Sebab, saat itu, pemerintah Indonesia mencanangkan migrasi total sistem
siaran televisi analog menjadi digital. Sosialisasi untuk itu sudah tidak
terhitung banyaknya dilakukan pemangku otoritas informasi, Kementerian
Komunikasi dan Informasi (Kemenkominfo), melalui berbagai saluran.
Sayangnya,
rencana yang elok tersebut tidak dibarengi penataan aspek yuridisnya.
Akibatnya, banyak waktu selama ini yang habis untuk konflik dan beradu
’’kebenaran’’ lewat jalur hukum. UU No 32 Tahun 2002 tentang Penyiaran
dipandang sudah tidak mampu menjawab tantangan perkembangan teknologi
komunikasi yang begitu pesat, apalagi mengurai problematika penataan infrastruktur
penyiaran sehingga menimbulkan persoalan ketidakpastian.
Kemenkominfo
sebetulnya menyiapkan kebijakan sejak 2007 yang ditandai dengan Permen
Kominfo No 7 Tahun 2007 tentang Standar Penyiaran Televisi Digital
Teristrial, disusul Permen Kominfo No 5 Tahun 2012 tentang hal yang sama.

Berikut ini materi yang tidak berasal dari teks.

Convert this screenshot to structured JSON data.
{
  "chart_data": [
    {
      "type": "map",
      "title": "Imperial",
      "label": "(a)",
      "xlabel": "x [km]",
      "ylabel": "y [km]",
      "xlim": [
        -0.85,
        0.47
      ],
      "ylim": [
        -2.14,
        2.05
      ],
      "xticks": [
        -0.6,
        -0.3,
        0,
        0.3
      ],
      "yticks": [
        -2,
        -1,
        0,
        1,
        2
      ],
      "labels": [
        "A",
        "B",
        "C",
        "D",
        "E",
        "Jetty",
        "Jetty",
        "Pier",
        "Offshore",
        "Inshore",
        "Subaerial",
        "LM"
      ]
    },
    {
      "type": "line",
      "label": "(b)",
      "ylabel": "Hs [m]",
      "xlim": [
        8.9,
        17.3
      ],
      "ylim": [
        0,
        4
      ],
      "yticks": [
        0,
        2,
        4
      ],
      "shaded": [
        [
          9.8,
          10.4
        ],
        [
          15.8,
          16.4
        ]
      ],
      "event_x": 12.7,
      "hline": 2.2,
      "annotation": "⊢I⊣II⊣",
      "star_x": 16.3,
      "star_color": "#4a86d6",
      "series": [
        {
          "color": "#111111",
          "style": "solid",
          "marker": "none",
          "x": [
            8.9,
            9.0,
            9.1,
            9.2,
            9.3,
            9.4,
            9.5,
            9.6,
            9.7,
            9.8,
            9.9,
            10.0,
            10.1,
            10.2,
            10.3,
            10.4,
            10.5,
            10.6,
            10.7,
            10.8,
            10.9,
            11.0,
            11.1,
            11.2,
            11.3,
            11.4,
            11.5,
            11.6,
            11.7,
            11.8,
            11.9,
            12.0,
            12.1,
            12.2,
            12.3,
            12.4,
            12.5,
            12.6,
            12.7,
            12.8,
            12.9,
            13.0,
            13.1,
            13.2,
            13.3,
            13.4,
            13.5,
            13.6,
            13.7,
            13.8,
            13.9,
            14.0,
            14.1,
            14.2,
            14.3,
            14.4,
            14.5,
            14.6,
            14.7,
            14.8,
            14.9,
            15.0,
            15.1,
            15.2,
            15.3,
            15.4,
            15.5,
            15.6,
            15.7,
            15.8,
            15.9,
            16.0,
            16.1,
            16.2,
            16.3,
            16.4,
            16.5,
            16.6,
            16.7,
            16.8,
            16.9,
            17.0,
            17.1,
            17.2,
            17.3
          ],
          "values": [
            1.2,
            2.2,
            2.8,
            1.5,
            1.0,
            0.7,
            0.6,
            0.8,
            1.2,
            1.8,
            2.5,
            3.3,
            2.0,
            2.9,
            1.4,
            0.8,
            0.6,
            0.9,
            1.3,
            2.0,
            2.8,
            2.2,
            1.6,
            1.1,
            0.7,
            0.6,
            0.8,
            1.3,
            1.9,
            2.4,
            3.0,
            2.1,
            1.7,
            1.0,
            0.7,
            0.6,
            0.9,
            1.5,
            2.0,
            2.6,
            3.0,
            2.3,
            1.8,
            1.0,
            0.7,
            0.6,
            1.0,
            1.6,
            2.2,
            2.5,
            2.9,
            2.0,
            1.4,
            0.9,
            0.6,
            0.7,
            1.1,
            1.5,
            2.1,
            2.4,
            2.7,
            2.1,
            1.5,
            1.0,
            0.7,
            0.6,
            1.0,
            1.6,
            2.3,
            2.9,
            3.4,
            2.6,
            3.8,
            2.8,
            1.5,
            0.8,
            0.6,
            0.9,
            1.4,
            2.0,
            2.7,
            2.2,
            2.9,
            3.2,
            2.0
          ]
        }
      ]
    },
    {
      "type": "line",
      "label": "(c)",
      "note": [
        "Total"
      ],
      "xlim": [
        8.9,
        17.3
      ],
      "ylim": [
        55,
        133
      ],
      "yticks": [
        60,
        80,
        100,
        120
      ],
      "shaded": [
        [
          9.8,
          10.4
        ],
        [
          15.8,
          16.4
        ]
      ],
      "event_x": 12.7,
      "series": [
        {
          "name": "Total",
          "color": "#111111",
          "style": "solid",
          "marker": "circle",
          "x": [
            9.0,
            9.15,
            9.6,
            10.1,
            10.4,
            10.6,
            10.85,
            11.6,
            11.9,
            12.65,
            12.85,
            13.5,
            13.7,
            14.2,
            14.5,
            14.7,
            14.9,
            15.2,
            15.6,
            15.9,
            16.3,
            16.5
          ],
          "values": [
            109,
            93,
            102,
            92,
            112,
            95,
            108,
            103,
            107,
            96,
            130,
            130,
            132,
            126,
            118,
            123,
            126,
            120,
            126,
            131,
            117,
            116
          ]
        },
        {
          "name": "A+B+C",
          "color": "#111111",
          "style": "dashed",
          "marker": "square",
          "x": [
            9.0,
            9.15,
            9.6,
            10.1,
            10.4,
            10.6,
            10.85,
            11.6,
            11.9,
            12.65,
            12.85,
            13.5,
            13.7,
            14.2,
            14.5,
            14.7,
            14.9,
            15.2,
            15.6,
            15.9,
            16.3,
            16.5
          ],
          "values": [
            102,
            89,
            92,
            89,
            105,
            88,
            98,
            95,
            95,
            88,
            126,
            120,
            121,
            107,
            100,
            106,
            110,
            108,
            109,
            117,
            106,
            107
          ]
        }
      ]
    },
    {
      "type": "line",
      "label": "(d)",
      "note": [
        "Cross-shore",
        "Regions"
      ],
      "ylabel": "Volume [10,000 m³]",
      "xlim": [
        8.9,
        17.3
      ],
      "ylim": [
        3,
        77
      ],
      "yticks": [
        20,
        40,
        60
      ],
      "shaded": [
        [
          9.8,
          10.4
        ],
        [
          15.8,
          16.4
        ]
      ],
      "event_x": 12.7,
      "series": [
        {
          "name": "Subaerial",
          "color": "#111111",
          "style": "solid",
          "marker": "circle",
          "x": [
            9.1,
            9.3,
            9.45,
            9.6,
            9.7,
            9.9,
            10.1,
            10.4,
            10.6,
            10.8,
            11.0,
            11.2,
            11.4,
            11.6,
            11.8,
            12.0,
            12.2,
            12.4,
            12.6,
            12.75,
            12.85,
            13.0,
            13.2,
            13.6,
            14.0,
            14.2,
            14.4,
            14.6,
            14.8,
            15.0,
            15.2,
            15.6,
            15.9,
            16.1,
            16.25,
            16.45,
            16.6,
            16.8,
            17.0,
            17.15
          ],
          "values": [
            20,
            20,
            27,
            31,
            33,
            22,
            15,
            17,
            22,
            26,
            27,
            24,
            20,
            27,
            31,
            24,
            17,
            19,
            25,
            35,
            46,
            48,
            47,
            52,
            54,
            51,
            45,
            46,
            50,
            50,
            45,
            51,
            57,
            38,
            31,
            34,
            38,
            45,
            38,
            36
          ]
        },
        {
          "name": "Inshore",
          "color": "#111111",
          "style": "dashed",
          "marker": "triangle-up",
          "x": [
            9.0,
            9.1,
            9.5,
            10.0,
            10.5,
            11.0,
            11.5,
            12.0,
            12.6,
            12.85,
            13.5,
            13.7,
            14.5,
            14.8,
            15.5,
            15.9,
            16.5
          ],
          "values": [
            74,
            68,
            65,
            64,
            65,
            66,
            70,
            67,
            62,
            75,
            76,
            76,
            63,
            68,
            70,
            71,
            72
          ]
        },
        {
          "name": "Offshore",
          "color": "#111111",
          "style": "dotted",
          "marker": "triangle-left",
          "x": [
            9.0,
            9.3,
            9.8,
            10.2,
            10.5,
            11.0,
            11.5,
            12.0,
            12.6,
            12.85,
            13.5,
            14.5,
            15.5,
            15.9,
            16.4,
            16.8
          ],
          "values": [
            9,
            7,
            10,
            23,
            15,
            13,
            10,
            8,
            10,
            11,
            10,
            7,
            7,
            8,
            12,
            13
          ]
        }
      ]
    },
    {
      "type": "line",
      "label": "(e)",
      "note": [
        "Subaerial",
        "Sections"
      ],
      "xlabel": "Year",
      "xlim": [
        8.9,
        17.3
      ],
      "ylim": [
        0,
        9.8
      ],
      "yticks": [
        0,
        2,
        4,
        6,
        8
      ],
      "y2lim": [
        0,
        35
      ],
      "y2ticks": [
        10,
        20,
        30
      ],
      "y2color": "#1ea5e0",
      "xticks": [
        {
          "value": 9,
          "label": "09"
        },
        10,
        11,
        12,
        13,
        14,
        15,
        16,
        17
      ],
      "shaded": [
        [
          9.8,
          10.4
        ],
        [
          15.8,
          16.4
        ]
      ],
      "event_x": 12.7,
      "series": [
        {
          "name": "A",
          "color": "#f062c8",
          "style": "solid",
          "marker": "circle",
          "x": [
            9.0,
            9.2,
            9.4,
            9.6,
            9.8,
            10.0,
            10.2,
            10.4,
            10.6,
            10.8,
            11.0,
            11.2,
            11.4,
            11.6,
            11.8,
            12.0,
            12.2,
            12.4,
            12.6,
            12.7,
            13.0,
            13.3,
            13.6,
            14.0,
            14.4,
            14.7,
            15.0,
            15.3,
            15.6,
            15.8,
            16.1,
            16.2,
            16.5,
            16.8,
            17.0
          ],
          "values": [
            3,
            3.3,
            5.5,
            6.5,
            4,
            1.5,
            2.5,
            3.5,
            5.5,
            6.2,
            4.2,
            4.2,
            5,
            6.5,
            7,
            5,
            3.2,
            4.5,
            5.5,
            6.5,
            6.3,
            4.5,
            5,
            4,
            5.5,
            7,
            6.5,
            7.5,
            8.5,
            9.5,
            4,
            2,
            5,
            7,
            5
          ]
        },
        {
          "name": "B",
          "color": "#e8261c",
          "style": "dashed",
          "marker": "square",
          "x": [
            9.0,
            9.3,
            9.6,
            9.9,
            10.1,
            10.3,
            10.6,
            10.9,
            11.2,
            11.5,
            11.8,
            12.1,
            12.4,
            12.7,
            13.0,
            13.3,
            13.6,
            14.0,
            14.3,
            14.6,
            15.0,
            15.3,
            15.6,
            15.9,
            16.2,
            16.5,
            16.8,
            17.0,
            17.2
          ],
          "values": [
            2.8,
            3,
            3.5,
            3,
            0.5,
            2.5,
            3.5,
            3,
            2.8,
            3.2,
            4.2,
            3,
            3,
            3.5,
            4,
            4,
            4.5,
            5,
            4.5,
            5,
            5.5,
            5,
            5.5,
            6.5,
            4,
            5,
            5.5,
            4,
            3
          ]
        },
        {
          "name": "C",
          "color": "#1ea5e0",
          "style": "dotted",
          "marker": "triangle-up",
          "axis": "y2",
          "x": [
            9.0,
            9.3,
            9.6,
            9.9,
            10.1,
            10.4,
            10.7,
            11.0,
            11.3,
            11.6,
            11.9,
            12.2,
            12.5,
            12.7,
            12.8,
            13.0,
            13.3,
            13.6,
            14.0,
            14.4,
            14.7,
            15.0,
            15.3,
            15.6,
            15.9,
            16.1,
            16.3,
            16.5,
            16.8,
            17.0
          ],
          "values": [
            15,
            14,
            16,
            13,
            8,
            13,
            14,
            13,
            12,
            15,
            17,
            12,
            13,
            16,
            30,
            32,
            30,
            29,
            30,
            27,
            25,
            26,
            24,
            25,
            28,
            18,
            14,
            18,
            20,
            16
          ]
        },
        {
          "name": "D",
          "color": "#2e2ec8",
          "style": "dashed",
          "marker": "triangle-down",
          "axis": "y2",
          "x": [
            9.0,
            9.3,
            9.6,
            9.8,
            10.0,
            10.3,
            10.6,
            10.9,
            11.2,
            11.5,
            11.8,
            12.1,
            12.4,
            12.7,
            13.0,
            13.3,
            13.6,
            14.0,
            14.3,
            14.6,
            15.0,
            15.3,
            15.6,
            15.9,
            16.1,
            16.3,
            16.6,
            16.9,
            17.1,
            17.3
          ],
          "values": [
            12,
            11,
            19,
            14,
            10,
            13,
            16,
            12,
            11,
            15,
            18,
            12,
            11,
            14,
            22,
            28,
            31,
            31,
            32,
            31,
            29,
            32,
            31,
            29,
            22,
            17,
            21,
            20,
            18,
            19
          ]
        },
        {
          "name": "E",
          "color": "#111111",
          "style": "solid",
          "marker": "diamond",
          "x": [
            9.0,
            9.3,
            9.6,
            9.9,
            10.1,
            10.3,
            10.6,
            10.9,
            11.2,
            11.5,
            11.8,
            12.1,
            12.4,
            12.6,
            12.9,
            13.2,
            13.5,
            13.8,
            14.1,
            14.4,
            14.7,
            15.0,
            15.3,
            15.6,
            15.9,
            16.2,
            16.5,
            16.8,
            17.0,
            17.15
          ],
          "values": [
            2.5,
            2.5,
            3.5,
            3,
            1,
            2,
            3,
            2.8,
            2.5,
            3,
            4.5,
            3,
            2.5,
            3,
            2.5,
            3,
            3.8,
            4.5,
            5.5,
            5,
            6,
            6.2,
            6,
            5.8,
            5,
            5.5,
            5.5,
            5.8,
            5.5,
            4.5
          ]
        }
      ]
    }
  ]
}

Persoalan regulatif muncul ketika Kemenkominfo menerbitkan Permen Kominfo No
22 Tahun 2011. Permen tersebut direaksi keras karena di dalamnya banyak hal
yang bertentangan dengan Undang-Undang Penyiaran maupun Undang-Undang
Telekomunikasi.
Salah
satunya, dalam proses penataan, pemerintah meninggalkan peran Komisi
Penyiaran Indonesia (KPI), tidak memperhatikan aspek keadilan bagi pemain
lokal, serta menyerahkan penataan kepada pemenang tender (multiplexing provider) yang notabene
berasal dari kalangan pengusaha (stasiun TV swasta). Menyerahkan penataan
frekuensi kepada pihak swasta (meskipun menang tender) tidak saja
bertentangan dengan UU Penyiaran, namun lebih dari itu, melawan UUD 1945.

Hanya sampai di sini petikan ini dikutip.